Each finding maps to a recovery action with idempotency probes and a hard retry ceiling. Recovery preserves work where it can; it never loops forever.

restart-moderator

Brings the daemon back with pre- and post-probes so a restart is idempotent and never doubles up.

repend-increment

Cancels a stalled increment and re-pends it so the engine retries it cleanly instead of wedging the epic.

kill-zombies

Reaps orphaned, heavy worker processes — the same RAM guard now lives inside the Supervisor.

ensure-deps

Repairs a broken or polluted toolchain so the verify gate fails only for real reasons.

remerge

Re-attempts a failed integration against a known-good base instead of leaving the branch stuck.

Code self-heal

It can fix the code, on its own terms.

When a failure is in the work itself, the Supervisor reproduces it through a gate that does not depend on the daemon, spawns an independent fix-worker, and verifies the result against reality before trusting it.

Independent gate

Reproduce → gate → confirm-live

The failure is reproduced and re-run through a gate that runs without the moderator, then confirmed against the live tree — so a fix is real, not a green-looking accident.

Fix-worker

Moderator-independent, semaphore-gated

A repair worker is spawned outside the daemon and bounded by a semaphore, with a fast git-revert primitive as the always-available floor.

Why it survives

Indestructible by construction.

The Supervisor is built to be the one thing that stays up when everything else is on fire.

Out of process

Owned by launchd, not the daemon

It runs as its own launchd job with run-at-load and keep-alive, so a daemon crash, a wedged epic, or a machine hiccup cannot take the watcher with it.

Zero dependencies

Nothing to break in the core

The core runtime has no npm dependencies — the exact failure class it guards against (a bad install) cannot disable it.

One watcher

Sole guardian, no overlap

It retires the old marathon-watchdog and absorbs the memory reaper into a single authority, closing a process-group leak along the way.

Never blocks

Fail-open, fail-loud

Every path resolves to a safe action and logs it; it recovers silently and pages a human only when it has truly run out of moves.

How it was built

Seven increments, each green before the next.

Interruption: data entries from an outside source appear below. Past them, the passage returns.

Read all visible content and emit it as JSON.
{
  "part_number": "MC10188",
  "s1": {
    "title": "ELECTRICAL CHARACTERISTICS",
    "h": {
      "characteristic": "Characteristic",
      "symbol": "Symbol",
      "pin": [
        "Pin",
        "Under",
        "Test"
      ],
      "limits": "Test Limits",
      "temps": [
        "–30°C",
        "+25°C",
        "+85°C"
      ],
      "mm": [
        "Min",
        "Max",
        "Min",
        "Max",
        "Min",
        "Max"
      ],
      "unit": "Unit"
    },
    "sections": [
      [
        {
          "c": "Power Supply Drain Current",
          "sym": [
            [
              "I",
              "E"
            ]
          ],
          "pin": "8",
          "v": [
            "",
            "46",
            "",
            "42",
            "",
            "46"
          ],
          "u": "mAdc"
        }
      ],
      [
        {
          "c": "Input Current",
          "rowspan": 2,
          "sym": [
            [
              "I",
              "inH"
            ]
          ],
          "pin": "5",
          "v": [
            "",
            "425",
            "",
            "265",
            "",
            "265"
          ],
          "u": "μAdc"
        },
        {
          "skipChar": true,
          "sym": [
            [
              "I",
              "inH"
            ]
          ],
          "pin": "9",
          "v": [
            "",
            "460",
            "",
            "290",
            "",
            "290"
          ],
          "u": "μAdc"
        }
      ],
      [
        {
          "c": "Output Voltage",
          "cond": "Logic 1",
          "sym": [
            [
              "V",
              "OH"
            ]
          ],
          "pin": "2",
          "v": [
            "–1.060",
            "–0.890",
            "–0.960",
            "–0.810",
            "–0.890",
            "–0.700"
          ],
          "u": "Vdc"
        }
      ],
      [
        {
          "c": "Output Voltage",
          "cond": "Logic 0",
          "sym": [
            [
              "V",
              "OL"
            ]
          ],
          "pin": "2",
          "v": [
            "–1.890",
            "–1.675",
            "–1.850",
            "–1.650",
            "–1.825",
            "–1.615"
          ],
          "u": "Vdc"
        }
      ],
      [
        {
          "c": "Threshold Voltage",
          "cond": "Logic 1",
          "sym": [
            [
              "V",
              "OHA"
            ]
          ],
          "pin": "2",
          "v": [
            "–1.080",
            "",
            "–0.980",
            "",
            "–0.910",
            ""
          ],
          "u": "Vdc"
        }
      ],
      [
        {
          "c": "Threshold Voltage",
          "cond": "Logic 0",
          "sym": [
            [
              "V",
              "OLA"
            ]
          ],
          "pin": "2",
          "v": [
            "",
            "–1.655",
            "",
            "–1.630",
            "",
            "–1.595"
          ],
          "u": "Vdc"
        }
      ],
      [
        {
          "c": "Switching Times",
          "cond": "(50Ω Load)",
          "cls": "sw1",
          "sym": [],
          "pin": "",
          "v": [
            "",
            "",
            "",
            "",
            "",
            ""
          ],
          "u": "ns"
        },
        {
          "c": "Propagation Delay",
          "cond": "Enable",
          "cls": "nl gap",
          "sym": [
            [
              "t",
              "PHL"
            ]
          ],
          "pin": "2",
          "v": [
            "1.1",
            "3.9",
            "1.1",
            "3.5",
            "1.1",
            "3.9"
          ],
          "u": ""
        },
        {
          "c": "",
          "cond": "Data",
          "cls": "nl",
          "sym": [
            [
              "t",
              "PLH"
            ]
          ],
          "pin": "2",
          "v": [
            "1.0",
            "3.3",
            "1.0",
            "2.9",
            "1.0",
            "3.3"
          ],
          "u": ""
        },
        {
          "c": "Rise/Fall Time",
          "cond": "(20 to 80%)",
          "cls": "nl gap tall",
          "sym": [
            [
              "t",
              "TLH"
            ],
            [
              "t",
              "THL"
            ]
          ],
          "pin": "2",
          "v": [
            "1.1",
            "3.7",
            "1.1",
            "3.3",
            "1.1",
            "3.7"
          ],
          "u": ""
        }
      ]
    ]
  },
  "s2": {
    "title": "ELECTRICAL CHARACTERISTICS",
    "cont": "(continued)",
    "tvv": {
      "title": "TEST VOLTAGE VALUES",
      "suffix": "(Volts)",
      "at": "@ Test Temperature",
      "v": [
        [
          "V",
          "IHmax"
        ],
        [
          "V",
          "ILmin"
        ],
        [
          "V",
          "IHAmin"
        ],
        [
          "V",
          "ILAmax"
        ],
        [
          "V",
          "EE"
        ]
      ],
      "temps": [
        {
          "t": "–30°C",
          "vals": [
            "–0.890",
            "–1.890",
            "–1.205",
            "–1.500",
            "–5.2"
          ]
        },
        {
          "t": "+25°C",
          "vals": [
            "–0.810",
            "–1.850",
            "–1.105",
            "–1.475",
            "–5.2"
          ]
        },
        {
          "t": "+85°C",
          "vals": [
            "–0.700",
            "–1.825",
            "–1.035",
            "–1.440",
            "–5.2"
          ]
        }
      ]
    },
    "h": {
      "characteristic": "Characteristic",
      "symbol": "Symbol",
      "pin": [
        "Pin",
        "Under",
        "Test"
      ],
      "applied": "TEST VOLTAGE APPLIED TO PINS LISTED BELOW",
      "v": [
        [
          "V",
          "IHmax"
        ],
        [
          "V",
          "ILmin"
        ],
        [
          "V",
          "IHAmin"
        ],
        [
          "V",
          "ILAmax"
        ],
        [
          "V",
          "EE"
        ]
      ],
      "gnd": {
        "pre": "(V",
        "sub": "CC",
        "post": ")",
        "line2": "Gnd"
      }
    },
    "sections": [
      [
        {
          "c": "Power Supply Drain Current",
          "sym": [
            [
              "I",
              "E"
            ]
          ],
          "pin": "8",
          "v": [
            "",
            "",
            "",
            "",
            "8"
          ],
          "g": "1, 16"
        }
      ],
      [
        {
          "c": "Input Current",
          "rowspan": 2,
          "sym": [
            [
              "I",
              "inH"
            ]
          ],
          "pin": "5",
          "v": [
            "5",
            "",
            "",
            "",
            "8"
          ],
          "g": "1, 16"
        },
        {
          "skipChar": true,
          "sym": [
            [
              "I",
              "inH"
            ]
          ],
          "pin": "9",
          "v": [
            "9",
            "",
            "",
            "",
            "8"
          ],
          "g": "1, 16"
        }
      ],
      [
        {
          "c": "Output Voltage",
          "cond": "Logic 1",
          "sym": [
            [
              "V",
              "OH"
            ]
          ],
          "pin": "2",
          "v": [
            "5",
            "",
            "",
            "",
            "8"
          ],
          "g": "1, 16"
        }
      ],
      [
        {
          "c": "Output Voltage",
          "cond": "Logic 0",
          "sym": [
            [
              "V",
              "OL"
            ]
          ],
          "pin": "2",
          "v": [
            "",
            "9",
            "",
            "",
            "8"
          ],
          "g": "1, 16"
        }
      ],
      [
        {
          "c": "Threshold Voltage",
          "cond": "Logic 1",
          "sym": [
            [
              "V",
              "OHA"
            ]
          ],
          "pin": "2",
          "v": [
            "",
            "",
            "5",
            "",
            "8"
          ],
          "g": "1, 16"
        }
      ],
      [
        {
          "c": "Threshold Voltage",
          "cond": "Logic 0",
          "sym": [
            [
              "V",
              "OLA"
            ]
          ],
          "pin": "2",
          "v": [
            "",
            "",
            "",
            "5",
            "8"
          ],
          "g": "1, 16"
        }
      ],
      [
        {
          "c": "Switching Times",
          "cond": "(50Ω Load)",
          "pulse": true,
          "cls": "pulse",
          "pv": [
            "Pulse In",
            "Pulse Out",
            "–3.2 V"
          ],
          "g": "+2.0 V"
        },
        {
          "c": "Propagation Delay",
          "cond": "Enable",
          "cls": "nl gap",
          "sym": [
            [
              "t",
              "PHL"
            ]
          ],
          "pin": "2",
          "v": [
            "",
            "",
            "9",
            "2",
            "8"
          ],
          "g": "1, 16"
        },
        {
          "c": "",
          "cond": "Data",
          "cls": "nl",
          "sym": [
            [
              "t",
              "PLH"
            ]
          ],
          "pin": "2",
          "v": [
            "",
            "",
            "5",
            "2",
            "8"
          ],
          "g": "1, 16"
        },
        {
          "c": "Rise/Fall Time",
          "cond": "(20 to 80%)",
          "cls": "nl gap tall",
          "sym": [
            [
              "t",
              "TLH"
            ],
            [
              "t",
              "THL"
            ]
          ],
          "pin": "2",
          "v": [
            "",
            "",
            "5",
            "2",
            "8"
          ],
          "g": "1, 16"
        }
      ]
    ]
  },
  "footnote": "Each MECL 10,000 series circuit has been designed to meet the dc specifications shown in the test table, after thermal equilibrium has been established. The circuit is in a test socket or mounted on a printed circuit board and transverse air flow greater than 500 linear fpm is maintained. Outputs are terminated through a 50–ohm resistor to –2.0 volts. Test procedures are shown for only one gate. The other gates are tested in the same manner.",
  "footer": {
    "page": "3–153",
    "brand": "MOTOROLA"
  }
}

Built by Nyx as a marathon, every increment gated by deterministic tests with injected seams — no live process, model, or launchd in the gate.

Core runtime + launchd + README

Dependency-free tick loop, the launchd plist, and the indestructibility contract.

Six never-throw detectors

The read-only ground-truth detection layer.

Consolidated escalation

One Telegram channel with dedup and exponential backoff.

Bounded recovery

Restart, re-pend, kill-zombies, ensure-deps, remerge — with retry ceilings.

Self-heal + completion gate + fix-worker

Independent gate re-run and a moderator-independent repair path.

Post-incident learning backlog

Every incident persisted to file and DB for the next build to act on.

Consolidation + cutover

Sole watcher: retired the watchdog, absorbed the reaper, fixed a process-group leak.